Por Rael
Cuando se arma la Salamanca*, se arma la gran fiesta. No falta nadie: diablitos, brujas, hechiceros, adivinos, animales fantásticos y todo tipo de espíritus y almas en pena, se juntan para una bacanal en la que no faltarán los licores espirituosos y los momentos orgiásticos.
Este variopinto aquelarre se lleva a cabo indistintamente en el monte o en el desierto. Es imposible precisar el lugar, aunque quienes están invitados saben bien a dónde tienen que ir. Pero hay que tener contraseña. Si no, la puerta ni siquiera se ve. Pero cuando se tiene la palabra clave, se accede a un largo laberinto que desemboca en el antro de la celebración.

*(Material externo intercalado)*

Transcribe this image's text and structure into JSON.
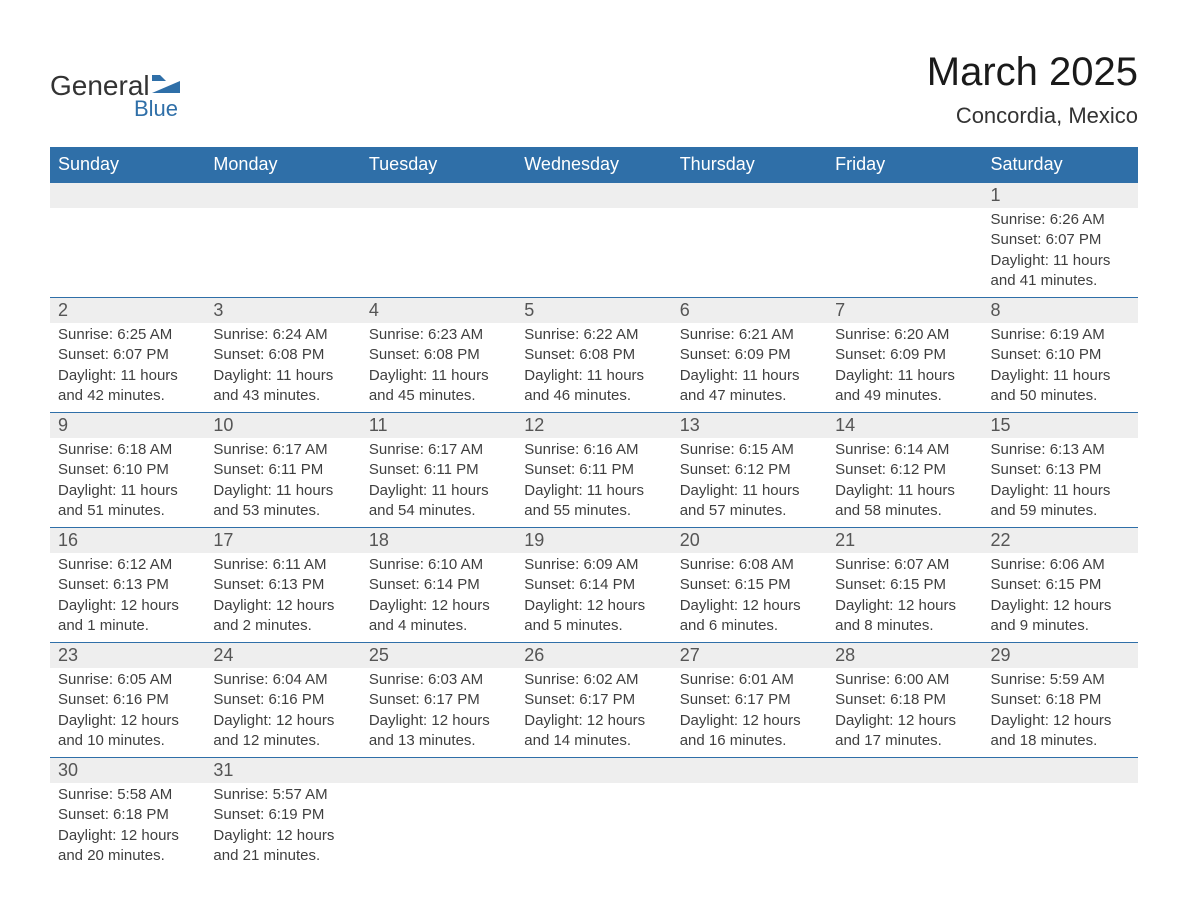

Allí también se imparten enseñanzas para los más novatos: curandería, magia negra, daños y gualichos. Y hasta se enseña a dominar el lenguaje de los animales.
Y ahí está Satanás (o Mandinga o Supay… llámelo como usted prefiera) con su pluma, ya que si algún humano logra entrar, es para firmar un pacto con él.
Pero es difícil que un cristiano logre acceder a esta fiesta. Salvo que supere las pruebas de renuncia a su fe que en el laberinto le irán exigiendo los demonios y los bichos raros que andan por ahí. Si ves a alguien que no proyecta sombra, tené mucho cuidado: ése estuvo en una Salamanca. Y si estuvo, firmó.
El músico Sixto Palavecino dijo haber estado en una Salamanca y le preguntaron cómo hizo para superar las heréticas exigencias del laberinto siendo tan católico. El músico sonrió y respondió: es que entré por la puerta de atrás.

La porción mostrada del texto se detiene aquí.